OpenI2023/prpc：pRPC是一个面向机器学习工作负载的高性能网络通信框架，通过内存零拷贝设计实现更快的网络通信、以及更高的数据移动吞吐，针对机器学习工作负载中梯度计算、参数同步等环节的突发流量，在保障线程安全的情况下，提供消息级负载均衡，支持结合100G+RDMA远程直接内存访问技术，实现序列化与反序列化中的高效处理，突破TCP的性能瓶颈，最大化分布式计算性能，解决机器学习分布式训练中的网络瓶颈。

About

prpc is an RPC framework that provides network communication for high-performance computing, with components such as accumulator.

Build

Docker Build

docker build -t 4pdosc/prpc-base:latest -f docker/Dockerfile.base .
docker build -t 4pdosc/prpc:0.0.0 -f docker/Dockerfile .

Ubuntu

apt-get update && apt-get install -y g++-7  openssl curl wget git \
autoconf cmake protobuf-compiler protobuf-c-compiler zookeeper zookeeperd googletest build-essential libtool libsysfs-dev pkg-config
apt-get install -y libsnappy-dev libprotobuf-dev libprotoc-dev libleveldb-dev \
    zlib1g-dev liblz4-dev libssl-dev libzookeeper-mt-dev libffi-dev libbz2-dev liblzma-dev
mkdir build && cd build && cmake .. && make -j && make install && cd ..

Design

Client

Initialize RpcService and register on Master.
The Master receives the registration request and returns the global RpcService information, including the number, address, and service registered on the node.
RpcService creates FrontEnd for each service node based on the returned information.
FrontEnd will only connect to the target node when the information needs to be sent, and manage the connection to ensure the reliability of the service.
If the server is also on this node, the message can be moved to the server directly, otherwise it needs to go through TCP or RDMA network.
Send the message to the target service node.

Server

Initialize RpcService and register on Master.
After receiving the registration request, the Master will return a confirmation message.
Then Master will broadcast the node’s rank, address and services to all nodes.
RpcService creates and continues to listen the acceptor fd.
Other nodes connect to this node.
For each new listened connection, a new connection fd will be established to send and receive data according to the node configuration and network topology.
Other nodes send messages to this node through TCP, RDMA protocols.
After the connection fd receives the message, the background receiving thread will be notified and the message will be filled into RpcChannel.
Get the message from RpcChannel through recv_request().
Complete message reception.

FrontEnd

In order to optimize response time and communication efficiency, a non-blocking mode is adopted for message sending, and the specific implementation is as follows:

FrontEnd uses a thread-safe buffer (multiple producers and single consumer). When a thread (Thread1) sends a message, it first pushes the message into the buffer. If there is no other messages in the buffe, the thread will send all messages pushed to the buffer until the buffer is cleared. This thread is called working thread.

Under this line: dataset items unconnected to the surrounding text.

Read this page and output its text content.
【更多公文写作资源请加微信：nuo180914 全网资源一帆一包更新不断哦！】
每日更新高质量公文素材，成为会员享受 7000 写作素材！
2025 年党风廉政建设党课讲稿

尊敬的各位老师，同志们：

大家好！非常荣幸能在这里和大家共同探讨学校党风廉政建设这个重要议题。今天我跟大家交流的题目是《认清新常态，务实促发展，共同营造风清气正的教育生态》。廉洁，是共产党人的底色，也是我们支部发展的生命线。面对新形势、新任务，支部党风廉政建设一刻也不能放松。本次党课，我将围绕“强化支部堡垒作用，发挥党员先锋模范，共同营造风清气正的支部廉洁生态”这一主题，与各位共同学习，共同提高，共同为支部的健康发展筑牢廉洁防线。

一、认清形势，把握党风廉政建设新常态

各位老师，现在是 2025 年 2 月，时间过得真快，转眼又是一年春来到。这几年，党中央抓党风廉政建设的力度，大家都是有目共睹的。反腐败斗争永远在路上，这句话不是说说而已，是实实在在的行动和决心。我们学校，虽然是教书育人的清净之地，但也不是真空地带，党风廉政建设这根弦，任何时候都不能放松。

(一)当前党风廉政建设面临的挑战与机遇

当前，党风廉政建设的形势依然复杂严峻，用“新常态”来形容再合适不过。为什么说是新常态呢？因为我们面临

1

When an other thread (Thread2) sends a message, after its push message enters the buffer, if it detects that the corresponding buffer already has a worker thread (Thread1), it can return directly, and the message is sent by the worker thread.

Since the non-blocking system call is used when sending data, if a message is too large to be completely sent in one system call, in order to ensure response time, the worker thread will create a temporary thread to send the remaining content, and continue to process the next message in buffer.

In this way, thread safety is ensured when messages are sent by multiple threads, context switching, memory copying are minimized, and CPU cache misses are avoided as much as possible.

Exception

The exception handling process of client‘s send_request is shown in the following figure:

When the sending of FrontEnd fails due to network or other reasons, it will set its current status to EPIPE and try to find an other FrontEnd registered with the same service. If found, the message will be forward to it, otherwise an error response will be returned immediately.